ACOG Committee Opinion Number 267 stated the following recommendations on exercise in pregnancy (2):
- A clinical evaluation should be performed prior to starting exercise especially for previously inactive women.
- Moderate exercise for 30 min or more per day is recommended for women without medical or obstetrical complications.
- Athletes with uncomplicated pregnancies may continue with exercise as tolerated; further recommendations are vague given that there is limited research on strenuous exercise in pregnant women.
- Activity should be reduced during the second and third trimesters for women with histories of or risk for preterm labor or fetal growth restriction (2).

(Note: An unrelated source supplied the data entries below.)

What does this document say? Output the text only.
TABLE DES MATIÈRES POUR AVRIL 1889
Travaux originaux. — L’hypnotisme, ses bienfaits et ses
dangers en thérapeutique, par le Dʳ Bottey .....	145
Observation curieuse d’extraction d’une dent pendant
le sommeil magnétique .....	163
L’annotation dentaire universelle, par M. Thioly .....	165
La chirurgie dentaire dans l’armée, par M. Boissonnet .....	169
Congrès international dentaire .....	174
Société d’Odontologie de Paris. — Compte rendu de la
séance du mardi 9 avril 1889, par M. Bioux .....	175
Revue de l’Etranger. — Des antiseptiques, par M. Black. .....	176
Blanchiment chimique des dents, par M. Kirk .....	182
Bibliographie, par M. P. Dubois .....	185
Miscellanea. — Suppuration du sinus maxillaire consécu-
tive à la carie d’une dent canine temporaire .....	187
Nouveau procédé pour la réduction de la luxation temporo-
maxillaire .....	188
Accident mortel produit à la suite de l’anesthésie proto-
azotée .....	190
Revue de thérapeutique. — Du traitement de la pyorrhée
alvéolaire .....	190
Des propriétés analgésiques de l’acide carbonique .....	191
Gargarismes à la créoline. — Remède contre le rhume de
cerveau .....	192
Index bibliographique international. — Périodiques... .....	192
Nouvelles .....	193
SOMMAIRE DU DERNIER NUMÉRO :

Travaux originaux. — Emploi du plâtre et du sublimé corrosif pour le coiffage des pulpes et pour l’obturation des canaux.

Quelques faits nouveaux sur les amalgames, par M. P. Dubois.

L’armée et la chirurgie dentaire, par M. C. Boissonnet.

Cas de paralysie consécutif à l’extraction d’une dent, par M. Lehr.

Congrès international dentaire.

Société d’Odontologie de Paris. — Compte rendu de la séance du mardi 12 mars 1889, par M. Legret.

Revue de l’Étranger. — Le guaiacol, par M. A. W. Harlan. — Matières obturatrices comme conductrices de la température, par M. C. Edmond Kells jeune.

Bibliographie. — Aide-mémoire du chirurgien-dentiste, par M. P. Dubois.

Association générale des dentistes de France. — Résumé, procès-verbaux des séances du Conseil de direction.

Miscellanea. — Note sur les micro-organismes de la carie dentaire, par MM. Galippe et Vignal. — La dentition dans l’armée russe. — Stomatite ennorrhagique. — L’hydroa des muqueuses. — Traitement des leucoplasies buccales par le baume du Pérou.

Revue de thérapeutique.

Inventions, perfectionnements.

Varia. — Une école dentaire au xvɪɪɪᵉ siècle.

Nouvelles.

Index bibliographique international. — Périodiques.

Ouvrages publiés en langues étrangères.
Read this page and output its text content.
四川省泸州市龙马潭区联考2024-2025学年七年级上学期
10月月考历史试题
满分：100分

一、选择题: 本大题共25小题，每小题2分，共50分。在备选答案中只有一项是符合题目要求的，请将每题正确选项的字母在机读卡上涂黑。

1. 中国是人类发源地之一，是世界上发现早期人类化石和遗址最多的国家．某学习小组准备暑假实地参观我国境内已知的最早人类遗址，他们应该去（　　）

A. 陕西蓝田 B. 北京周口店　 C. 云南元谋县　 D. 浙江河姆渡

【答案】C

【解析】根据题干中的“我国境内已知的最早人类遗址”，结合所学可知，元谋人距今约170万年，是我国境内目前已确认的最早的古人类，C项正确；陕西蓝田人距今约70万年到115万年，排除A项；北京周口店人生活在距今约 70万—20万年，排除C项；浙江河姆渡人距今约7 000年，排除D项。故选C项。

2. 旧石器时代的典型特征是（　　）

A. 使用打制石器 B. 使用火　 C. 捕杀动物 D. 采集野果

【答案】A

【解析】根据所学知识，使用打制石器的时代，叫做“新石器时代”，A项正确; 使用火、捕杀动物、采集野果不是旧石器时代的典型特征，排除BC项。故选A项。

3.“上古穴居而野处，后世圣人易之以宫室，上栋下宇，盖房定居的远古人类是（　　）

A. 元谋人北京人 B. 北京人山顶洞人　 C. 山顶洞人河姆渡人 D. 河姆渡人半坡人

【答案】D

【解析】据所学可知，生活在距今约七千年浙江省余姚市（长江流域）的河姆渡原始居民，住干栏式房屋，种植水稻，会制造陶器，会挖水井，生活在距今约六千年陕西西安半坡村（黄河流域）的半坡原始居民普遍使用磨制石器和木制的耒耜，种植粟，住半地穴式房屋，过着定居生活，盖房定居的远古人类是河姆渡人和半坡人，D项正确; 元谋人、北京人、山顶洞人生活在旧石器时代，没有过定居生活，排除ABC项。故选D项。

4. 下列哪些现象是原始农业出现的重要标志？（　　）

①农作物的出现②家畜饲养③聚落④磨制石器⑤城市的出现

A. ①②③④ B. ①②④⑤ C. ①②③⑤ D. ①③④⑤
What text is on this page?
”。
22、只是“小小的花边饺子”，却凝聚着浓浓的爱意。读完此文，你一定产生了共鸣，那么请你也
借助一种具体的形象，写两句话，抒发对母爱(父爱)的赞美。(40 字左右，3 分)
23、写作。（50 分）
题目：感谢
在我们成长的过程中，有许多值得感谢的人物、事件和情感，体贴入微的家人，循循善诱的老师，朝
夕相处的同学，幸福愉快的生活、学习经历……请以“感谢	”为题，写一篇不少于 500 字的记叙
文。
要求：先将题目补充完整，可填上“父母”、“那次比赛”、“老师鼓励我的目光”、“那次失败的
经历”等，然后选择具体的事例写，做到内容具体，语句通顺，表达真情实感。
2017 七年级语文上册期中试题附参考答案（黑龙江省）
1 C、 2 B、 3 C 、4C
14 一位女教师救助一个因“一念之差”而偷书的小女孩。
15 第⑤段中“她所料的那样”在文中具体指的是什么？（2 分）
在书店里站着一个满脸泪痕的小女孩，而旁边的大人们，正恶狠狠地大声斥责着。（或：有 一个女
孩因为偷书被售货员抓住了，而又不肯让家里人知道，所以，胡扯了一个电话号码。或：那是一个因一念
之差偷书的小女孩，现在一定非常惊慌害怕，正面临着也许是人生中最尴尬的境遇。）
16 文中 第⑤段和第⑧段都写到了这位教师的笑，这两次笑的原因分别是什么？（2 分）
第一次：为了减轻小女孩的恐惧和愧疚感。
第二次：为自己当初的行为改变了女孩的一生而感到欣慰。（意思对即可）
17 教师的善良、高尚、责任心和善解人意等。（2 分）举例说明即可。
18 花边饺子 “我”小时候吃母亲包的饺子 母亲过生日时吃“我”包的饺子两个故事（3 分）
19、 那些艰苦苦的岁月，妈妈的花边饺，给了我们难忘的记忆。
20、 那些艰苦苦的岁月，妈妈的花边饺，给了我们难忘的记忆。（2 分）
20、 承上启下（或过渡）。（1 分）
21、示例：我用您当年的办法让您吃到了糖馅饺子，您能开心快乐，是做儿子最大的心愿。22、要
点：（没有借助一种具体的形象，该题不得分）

LBP and PGP during pregnancy are common conditions affecting 69% of U.S. pregnant women (45). Pregnant athletes have been found to have the same prevalence for pregnancy-related LBP as nonathletes. While pregnancy-related LBP and PGP may be severely disabling, the etiology and treatment remain unclear. Although more focus recently has been directed toward the biomechanical/musculoskeletal etiology, further research into the underlying mechanisms and development of specific treatment and prevention regimens is needed.
The authors declare no conflict of interest and do not have any financial disclosures.